心里都明白,如果不这么做,就会遭受彻底的失败命运了。
每一个帕拉迪奥骑士的殒命,都化作一道无形的压迫感,重重的撞击在英格威的心头。在一场战争中,无论是多么英武无敌的军队,都会有同伴从此再也无法与自己并肩战斗。有着“染纸匠”之名的将军并不是不明白这个道理,然而,现在却战友们却不是在用利刃同死神搏斗,而是卸下长矛同死神进行着舞蹈,而命令他们这样做的,正是他自己。
如果没有把同伴带出死亡漩涡的话,那么自己就是把他们推向死亡的罪人。
不过,似乎命运的女神已经开始眷顾他们了。只要再冲过最后一座土丘,帕拉迪奥军就可以彻底的摆脱让他们吃尽了苦头的河谷,重新踏上可以尽情驰骋的平原了。敌人似乎也知道这一点,在后面发动了迄今为止最疯狂的袭击。但是,希望的曙光却让帕拉迪奥的骑士们重新鼓舞起士气,一但他们重新振作起来,应该是没有人可以阻挡他们的前进。
是的,应该是没有任何人可以阻挡……
如果对手是人类的话……
一直在疾进的帕拉迪奥军前方突然停了下来,后面受到的阻碍的部队却来不及这么就立刻停住。很多战马嘶鸣着发生了剧烈的冲撞,将骑士们甩了出去,重重的摔在了地上。只是一瞬的工夫,原本还能勉强保持致序的帕拉迪奥军就变得一片混乱。
“怎么回事!”已经变得有些焦躁的英格威驾马避过了一名拼命拉住缰绳的骑兵,冲着前面大吼着。但马上他就自己意识到了究竟是遇到了什么。

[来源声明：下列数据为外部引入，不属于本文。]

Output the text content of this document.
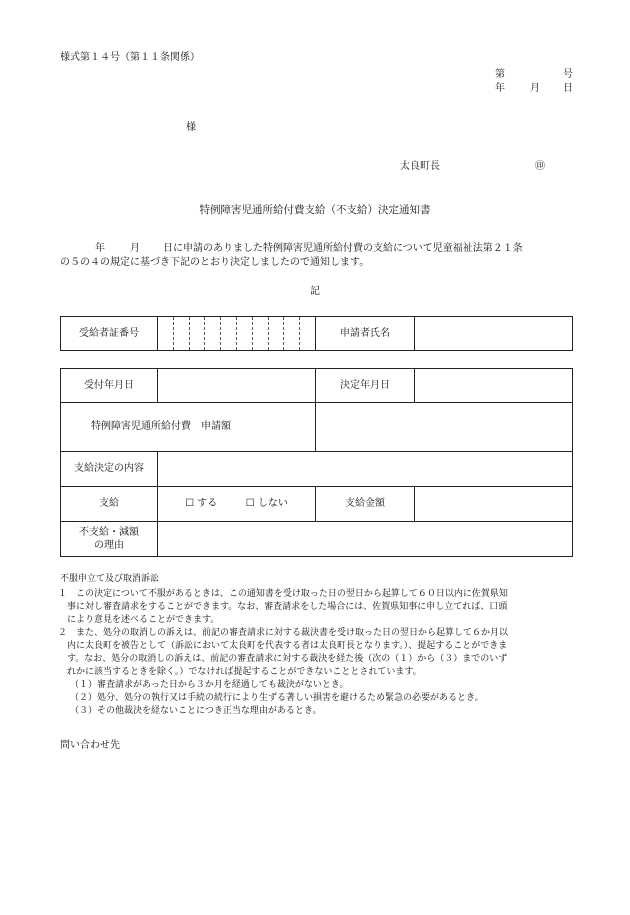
様式第１４号（第１１条関係）
第	号
年	月 日
様
太良町長	㊞
特例障害児通所給付費支給（不支給）決定通知書
年	月 日に申請のありました特例障害児通所給付費の支給について児童福祉法第２１条
の５の４の規定に基づき下記のとおり決定しましたので通知します。
記
受給者証番号		申請者氏名	
受付年月日		決定年月日	
特例障害児通所給付費　申請額			
支給決定の内容			
支給	☐ する ☐ しない	支給金額	

不支給・減額
の理由			

不服申立て及び取消訴訟

１　この決定について不服があるときは、この通知書を受け取った日の翌日から起算して６０日以内に佐賀県知

　事に対し審査請求をすることができます。なお、審査請求をした場合には、佐賀県知事に申し立てれば、口頭

　により意見を述べることができます。

２　また、処分の取消しの訴えは、前記の審査請求に対する裁決書を受け取った日の翌日から起算して６か月以

　内に太良町を被告として（訴訟において太良町を代表する者は太良町長となります。）、提起することができま

　す。なお、処分の取消しの訴えは、前記の審査請求に対する裁決を経た後（次の（１）から（３）までのいず

　れかに該当するときを除く。）でなければ提起することができないこととされています。

（１）審査請求があった日から３か月を経過しても裁決がないとき。

（２）処分、処分の執行又は手続の続行により生ずる著しい損害を避けるため緊急の必要があるとき。

（３）その他裁決を経ないことにつき正当な理由があるとき。

問い合わせ先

从自己成为一名正式帕拉迪奥骑士的时候开始,英格威就从来没有更换过坐骑。这匹名叫“暗之隼”的战马不仅拥有着罕见的奔跑能力,而且远比一般的马匹要高大。可是现在,英格威却感觉到自己早已习惯的那种高高在上的视野优势在不断的流失。确切的说,是“暗之隼”在不断的沉入地下。
“是沼泽……”
因为马上就要冲出河谷,所以包括英格威在内的所有帕拉迪奥骑士都只有向前一个念头。以至于在不知不觉间,竟然冲进了一处沼泽地的中央。现在回想起来,其实从刚才开始,在后面追赶的敌人似乎就在有意的将他们向这个方向驱赶,只是当时没有人察觉这一点而已。
遇到了这样的情况,就算是骑士们还能勉强的保持冷静,战马也会变得焦躁不安起来。它们一边发出凄厉的嘶叫哀鸣,一边拼命的想把蹄子拔出沼泽,但越是这样乱动,就下陷的越快,有的不仅四条腿,连腹部也已经完全的没进了地面。而一旦到了这个地步,恐怕谁也没有办法再把他们拉出来。

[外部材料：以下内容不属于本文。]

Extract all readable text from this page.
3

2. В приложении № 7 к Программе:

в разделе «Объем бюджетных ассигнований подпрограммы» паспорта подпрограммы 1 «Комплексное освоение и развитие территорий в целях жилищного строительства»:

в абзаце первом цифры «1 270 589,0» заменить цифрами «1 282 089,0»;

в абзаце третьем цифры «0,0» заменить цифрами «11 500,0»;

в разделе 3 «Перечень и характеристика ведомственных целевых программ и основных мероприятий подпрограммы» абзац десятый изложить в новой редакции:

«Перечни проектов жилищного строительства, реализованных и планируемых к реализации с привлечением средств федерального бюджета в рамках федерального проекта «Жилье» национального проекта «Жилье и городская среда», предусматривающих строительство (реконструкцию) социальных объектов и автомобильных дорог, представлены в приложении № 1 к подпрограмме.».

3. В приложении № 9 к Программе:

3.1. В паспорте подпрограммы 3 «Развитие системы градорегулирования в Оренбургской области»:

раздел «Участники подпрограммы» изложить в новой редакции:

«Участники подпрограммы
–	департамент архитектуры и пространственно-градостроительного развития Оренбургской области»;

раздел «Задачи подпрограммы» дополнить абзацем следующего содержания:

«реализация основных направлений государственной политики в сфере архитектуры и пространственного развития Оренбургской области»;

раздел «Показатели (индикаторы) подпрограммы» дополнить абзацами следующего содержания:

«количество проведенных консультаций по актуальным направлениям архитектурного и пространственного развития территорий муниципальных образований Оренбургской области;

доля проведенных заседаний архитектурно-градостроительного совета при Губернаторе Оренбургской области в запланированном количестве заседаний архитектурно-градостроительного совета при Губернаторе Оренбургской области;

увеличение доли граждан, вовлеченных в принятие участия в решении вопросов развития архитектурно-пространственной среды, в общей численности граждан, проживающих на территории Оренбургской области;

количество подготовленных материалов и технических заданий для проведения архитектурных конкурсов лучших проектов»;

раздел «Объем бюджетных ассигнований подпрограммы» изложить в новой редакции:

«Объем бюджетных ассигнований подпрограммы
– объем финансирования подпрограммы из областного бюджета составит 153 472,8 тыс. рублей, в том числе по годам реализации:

命运女神有时候就是这样的残忍,当她展现一抹微笑的时候,却很有可能正是她用锐利的宝剑斩断你命运之线的前兆。深黑色的沼泽就像是恶魔的手臂一样,将帕拉迪奥的骑士们一点一点的拖向万劫不复的深渊。不仅仅是这样,从四面聚集而来的敌军也越来越多,黑色和白色的箭岚狂风一般的袭向动弹不得的骑士们,中箭落马的骑士躯体因为铠甲的重量,很快就会被沼泽吞没,只有血迹浮在表面上,使得这片沼泽地呈现出一片血池地狱般的暗红色彩。
脚下配有宽大木板的敌人渐渐的深入沼泽接近帕拉迪奥军,这使得他们射来的羽箭力量更加猛烈。从特意准备了木板这一点看,他们确实是有计划的将帕拉迪奥军引向这片沼泽地的。

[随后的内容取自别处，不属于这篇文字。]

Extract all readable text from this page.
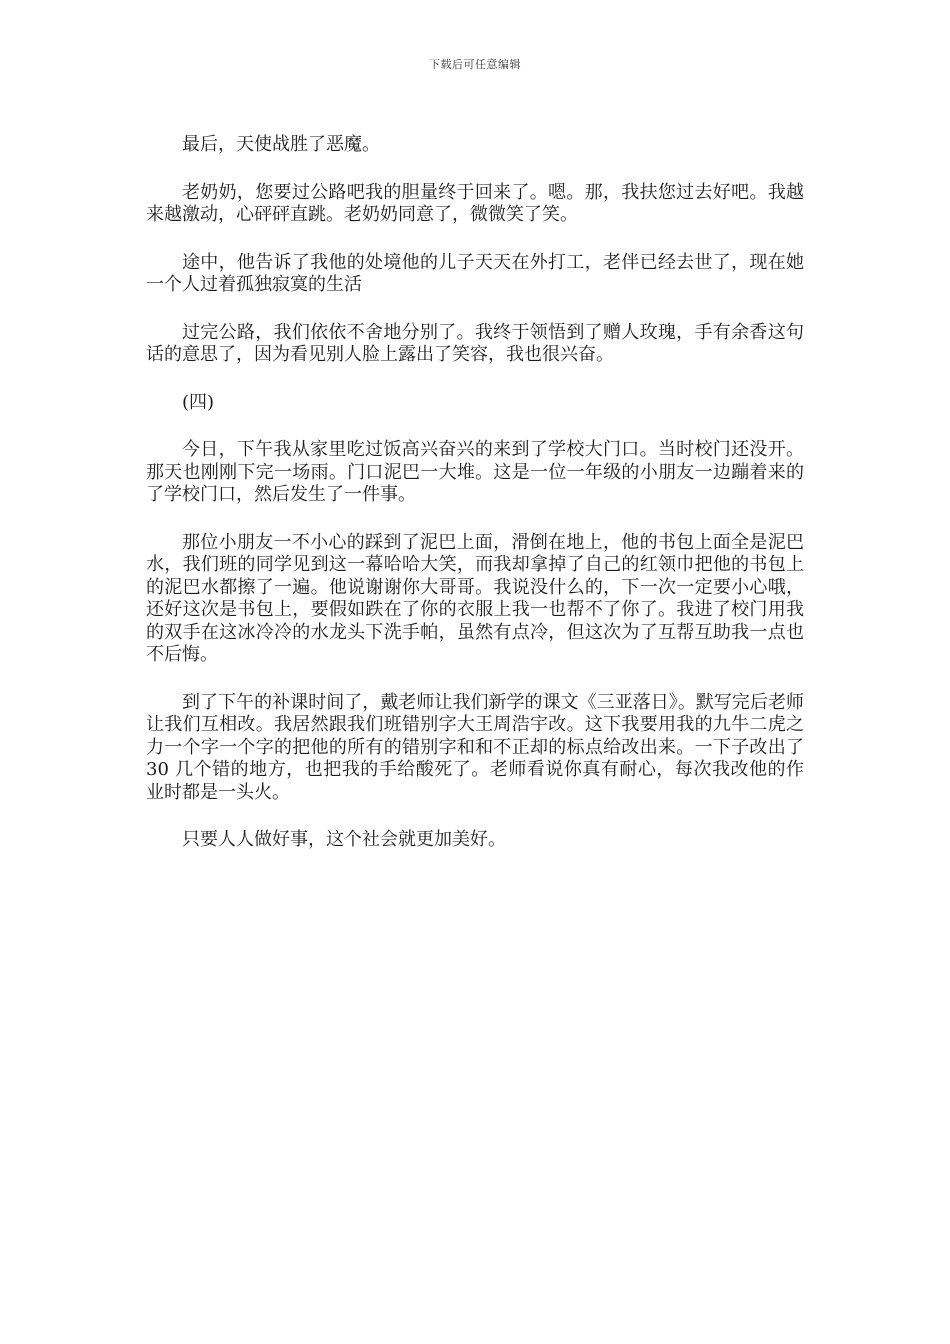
下载后可任意编辑

最后，天使战胜了恶魔。

老奶奶，您要过公路吧我的胆量终于回来了。嗯。那，我扶您过去好吧。我越来越激动，心砰砰直跳。老奶奶同意了，微微笑了笑。

途中，他告诉了我他的处境他的儿子天天在外打工，老伴已经去世了，现在她一个人过着孤独寂寞的生活

过完公路，我们依依不舍地分别了。我终于领悟到了赠人玫瑰，手有余香这句话的意思了，因为看见别人脸上露出了笑容，我也很兴奋。

(四)

今日，下午我从家里吃过饭高兴奋兴的来到了学校大门口。当时校门还没开。那天也刚刚下完一场雨。门口泥巴一大堆。这是一位一年级的小朋友一边蹦着来的了学校门口，然后发生了一件事。

那位小朋友一不小心的踩到了泥巴上面，滑倒在地上，他的书包上面全是泥巴水，我们班的同学见到这一幕哈哈大笑，而我却拿掉了自己的红领巾把他的书包上的泥巴水都擦了一遍。他说谢谢你大哥哥。我说没什么的，下一次一定要小心哦，还好这次是书包上，要假如跌在了你的衣服上我一也帮不了你了。我进了校门用我的双手在这冰冷冷的水龙头下洗手帕，虽然有点冷，但这次为了互帮互助我一点也不后悔。

到了下午的补课时间了，戴老师让我们新学的课文《三亚落日》。默写完后老师让我们互相改。我居然跟我们班错别字大王周浩宇改。这下我要用我的九牛二虎之力一个字一个字的把他的所有的错别字和和不正却的标点给改出来。一下子改出了 30 几个错的地方，也把我的手给酸死了。老师看说你真有耐心，每次我改他的作业时都是一头火。

只要人人做好事，这个社会就更加美好。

但是现在却没有时间留给英格威为自己的失败而感到懊悔了。不过他能够暂时将那种强烈的挫败感抛在脑后,而全力的去想办法摆脱困境,证明他确实具备一位将军的素质。
英格威的双眼充满了血色,迸射出烈焰一般的光彩,他奋力的将缰绳向上提,明白了主人意思的“暗之隼”顿时向上越起,如同他的名字,好像毅然在空中翱翔的隼一般。四只马蹄从沼泽中拔出,英格威也同时丢掉了自己的长戟,右手拔出了剑,左手持盾,向着箭雨最猛烈的地方冲去。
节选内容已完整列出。